My team will have on average 5 dvlp. projects active at any time. One might
be a three days of work, others two weeks, etc. I currently have all
projects loaded into a Master Project with shared resources. I have things
setup so that every resource is allocated 100% of the time to all activities.
I'm separately tracking admin, etc. which would otherwise make them only 80%
avail. Think of their admin time as "just another project". I'll tackle
changing this later.

I'm trying to gauge how to handle multiple projects. If I don't change
anything, new projects are 'likely' to schedule late, meaning after the
existing ones finish (I am not prioritizing now). In reality, what happens
is that some of our customers and their projects could be higher priority
than other work we do but not to a point of saying "finish everything for
high priority customer A 1st" then customer B. I'm thinking of using %
allocation and everything for high priority customer A is stamped with say,
25% allocation, Priority B customer tasks are 10%, 5%, so on & so on. Any
thoughts? Maybe this is why prioritization was created but I'm hesitant
since this will only move higher priority items 1st with "NO" time for any
other acitivites of lesser priority.
 
J

Jan De Messemaeker

Hi,

You ask for thoughts so here they are.
Putting all resources on the highest priority project is the best way to
deliver as fast as possible.
(In Goldratt's TOC books there is a nice mathemathical proof of this)
Telling people to split their time between projects will not help at all.
Hope this helps,
 
K

KK

Allow me to clarify.
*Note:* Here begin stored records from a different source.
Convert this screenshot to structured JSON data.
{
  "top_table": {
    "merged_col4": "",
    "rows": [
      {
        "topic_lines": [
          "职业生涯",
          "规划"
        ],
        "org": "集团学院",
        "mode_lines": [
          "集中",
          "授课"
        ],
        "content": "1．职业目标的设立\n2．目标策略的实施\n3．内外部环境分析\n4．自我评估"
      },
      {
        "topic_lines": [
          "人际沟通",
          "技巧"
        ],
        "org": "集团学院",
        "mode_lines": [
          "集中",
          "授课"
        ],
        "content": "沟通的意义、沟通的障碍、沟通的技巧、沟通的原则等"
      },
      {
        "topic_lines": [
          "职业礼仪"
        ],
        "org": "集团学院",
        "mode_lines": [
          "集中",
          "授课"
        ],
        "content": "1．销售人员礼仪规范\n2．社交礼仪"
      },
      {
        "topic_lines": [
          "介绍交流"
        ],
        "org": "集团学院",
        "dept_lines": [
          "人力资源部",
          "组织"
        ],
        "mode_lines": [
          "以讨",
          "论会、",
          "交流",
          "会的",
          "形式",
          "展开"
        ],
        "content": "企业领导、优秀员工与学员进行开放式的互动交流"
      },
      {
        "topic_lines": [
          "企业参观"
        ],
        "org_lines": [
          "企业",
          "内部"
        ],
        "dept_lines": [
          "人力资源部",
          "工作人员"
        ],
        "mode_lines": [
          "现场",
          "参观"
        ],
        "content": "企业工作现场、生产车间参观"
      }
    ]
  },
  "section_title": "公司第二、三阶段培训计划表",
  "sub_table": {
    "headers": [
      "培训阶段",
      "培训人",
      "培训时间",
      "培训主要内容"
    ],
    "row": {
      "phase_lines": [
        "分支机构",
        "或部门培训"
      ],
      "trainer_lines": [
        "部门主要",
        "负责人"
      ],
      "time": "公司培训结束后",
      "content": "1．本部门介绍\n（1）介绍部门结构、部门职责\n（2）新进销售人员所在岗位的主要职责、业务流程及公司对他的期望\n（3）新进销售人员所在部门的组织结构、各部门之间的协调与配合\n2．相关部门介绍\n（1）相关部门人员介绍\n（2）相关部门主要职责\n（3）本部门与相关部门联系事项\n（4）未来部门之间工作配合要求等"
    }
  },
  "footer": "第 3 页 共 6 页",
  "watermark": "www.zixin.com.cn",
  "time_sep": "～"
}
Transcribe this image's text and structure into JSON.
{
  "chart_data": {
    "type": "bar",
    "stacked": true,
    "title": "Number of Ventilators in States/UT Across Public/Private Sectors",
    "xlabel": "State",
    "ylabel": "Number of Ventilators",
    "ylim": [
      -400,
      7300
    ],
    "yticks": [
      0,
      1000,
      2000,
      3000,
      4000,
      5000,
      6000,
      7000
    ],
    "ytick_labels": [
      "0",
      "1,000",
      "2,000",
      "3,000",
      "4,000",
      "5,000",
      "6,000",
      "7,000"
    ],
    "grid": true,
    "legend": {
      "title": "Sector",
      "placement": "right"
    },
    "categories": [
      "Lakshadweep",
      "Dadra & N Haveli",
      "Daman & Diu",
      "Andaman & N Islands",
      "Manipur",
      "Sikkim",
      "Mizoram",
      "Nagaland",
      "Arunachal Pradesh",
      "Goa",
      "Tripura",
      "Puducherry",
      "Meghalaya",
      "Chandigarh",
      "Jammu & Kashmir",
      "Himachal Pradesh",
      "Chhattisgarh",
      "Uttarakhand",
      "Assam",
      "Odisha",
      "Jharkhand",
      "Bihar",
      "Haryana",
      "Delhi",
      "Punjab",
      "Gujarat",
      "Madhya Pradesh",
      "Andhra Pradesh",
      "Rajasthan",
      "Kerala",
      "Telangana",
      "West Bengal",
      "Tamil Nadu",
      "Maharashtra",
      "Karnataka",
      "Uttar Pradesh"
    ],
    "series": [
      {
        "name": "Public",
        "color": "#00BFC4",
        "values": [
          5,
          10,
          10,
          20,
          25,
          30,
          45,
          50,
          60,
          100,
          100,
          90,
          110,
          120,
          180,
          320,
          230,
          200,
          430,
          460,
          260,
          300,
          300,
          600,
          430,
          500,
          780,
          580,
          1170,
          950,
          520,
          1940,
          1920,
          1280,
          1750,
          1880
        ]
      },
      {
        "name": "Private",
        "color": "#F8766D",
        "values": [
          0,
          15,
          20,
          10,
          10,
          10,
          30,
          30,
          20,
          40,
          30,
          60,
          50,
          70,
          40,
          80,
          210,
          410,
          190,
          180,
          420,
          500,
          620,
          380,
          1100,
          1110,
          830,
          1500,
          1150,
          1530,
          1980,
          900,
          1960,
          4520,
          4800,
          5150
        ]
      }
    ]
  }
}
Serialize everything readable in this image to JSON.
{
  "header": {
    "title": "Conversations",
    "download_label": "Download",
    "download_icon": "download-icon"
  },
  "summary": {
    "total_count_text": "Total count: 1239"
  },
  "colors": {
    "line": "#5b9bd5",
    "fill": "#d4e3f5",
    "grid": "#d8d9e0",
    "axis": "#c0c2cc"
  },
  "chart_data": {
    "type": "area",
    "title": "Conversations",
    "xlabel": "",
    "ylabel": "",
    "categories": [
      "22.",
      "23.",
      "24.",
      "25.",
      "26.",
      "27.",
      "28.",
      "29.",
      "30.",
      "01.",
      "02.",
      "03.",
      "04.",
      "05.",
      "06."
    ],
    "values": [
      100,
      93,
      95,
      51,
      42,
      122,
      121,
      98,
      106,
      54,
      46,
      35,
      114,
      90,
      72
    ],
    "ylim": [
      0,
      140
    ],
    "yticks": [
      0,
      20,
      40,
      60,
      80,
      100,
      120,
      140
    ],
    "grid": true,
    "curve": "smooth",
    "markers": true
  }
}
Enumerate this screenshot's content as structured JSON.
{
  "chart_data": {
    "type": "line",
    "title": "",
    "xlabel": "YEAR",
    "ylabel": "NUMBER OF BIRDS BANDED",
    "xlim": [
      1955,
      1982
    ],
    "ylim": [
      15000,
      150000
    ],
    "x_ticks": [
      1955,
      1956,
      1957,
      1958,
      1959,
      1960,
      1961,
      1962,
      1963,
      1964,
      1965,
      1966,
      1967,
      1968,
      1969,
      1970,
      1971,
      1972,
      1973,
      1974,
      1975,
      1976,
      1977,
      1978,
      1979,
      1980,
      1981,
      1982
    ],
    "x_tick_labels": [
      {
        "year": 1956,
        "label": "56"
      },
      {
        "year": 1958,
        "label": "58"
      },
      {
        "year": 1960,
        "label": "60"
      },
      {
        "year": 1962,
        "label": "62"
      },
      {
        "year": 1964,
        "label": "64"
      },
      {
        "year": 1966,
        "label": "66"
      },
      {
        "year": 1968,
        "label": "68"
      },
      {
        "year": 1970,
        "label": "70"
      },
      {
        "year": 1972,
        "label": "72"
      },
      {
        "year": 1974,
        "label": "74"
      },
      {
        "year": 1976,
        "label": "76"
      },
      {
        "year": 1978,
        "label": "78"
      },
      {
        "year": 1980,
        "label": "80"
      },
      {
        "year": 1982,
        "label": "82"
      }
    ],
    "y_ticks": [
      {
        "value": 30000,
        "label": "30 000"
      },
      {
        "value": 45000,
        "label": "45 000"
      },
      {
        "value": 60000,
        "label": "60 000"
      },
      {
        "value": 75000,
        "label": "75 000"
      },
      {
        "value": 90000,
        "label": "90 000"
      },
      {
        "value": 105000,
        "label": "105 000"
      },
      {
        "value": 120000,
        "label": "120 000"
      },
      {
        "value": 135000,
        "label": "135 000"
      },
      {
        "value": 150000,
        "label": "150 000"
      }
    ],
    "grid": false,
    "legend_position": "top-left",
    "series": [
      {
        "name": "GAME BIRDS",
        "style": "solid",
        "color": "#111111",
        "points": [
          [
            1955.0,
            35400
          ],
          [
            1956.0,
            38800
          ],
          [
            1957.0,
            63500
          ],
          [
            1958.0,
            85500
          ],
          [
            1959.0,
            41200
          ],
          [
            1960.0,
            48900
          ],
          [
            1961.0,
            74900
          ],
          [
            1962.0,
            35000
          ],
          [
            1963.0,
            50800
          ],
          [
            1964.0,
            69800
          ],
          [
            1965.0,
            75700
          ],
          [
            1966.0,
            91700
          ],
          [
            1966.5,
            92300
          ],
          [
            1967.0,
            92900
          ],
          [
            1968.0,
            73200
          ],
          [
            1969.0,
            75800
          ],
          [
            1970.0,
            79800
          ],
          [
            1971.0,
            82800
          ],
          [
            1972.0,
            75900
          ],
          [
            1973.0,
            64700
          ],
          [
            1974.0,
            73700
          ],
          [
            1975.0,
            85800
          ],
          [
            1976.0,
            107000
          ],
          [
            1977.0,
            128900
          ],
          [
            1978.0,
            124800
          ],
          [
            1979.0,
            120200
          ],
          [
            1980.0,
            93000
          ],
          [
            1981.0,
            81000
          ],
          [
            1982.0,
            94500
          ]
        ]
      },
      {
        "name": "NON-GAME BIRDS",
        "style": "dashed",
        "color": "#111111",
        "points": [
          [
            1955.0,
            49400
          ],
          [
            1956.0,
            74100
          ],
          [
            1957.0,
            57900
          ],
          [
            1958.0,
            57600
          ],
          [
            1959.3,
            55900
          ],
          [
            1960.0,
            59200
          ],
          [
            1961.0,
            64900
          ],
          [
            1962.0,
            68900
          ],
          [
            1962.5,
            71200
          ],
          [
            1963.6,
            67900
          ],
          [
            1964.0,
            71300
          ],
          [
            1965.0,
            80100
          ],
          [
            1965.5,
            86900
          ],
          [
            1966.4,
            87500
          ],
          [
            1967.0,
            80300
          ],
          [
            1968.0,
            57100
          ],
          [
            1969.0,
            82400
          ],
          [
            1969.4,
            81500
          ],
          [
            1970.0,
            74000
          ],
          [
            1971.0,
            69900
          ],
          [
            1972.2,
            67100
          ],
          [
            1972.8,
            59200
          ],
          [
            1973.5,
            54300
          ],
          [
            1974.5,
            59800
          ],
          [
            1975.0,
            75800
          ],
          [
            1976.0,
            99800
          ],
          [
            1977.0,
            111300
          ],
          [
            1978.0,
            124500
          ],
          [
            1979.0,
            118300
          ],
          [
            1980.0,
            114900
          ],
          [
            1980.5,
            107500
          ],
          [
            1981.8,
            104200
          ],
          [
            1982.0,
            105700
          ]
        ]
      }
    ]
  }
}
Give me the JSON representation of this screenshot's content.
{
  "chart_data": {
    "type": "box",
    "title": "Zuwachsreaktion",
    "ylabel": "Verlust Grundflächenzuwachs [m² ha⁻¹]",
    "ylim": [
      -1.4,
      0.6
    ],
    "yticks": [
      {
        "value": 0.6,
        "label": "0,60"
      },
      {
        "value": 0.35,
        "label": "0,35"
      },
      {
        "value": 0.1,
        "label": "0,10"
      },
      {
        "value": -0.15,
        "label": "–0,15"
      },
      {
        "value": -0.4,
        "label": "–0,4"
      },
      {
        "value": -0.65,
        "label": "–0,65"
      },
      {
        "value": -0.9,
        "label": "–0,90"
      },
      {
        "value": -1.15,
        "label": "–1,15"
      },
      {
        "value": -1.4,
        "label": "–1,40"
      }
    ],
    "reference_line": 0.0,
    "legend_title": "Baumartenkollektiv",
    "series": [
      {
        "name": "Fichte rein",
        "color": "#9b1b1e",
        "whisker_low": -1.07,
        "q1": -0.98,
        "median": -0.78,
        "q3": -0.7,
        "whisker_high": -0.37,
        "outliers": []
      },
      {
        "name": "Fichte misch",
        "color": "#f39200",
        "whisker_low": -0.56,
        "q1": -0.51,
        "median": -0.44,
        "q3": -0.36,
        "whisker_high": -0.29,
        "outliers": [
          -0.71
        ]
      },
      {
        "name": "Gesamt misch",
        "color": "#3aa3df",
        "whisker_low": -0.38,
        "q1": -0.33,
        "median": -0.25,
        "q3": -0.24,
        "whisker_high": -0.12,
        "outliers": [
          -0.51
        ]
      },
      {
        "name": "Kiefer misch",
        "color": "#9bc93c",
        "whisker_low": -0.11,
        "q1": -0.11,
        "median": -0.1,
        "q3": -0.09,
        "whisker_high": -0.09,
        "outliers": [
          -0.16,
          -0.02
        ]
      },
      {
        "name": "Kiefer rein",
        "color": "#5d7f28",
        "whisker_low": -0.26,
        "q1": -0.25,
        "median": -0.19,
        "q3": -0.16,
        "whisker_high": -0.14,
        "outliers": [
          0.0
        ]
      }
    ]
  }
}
Customer A has 3 projects, Customer B has 2 projects,
Customer C has 3 projects. We want all of A's projects to "share" 50% of
everyones time, Customer's B & C to each have 25% of the time. Each of these
percent allocations are "independent" of how many projects are within. We're
trying to allocate resources across all of the projects but in a way that
aligns to business decisions, etc. Can I somehow specify that all of
Customer A's project work contends for only 50% of the programmer's time?

Separate projects for each customer with separate resource files might work
where I would specify the 'availability' of each programmer repsectively down
to 50% or 25%, etc.

I'm also thinking of having customer-specific resources where programmer
John today would be changed to John-A, John-B and John-C with available times
or only 50%, 25% and 25% in the same, shared resource file.

I don't know of any other combination of standard MS Project features that
will allow this specific type of allocation. Keep in mind also, that once
the allocation situation is addressed, normal scheduling and leveling would
take place. Nothing fancy there.
 
J

Jan De Messemaeker

Hi,

One more original situation (in case you prefer one file) could be to attach
to each task a task calendarshowing work for A 8-12, for B 13-15 and for C
15-17. Then you can assign all resources @100% and durations will be planned
correctly as soon as you give in work.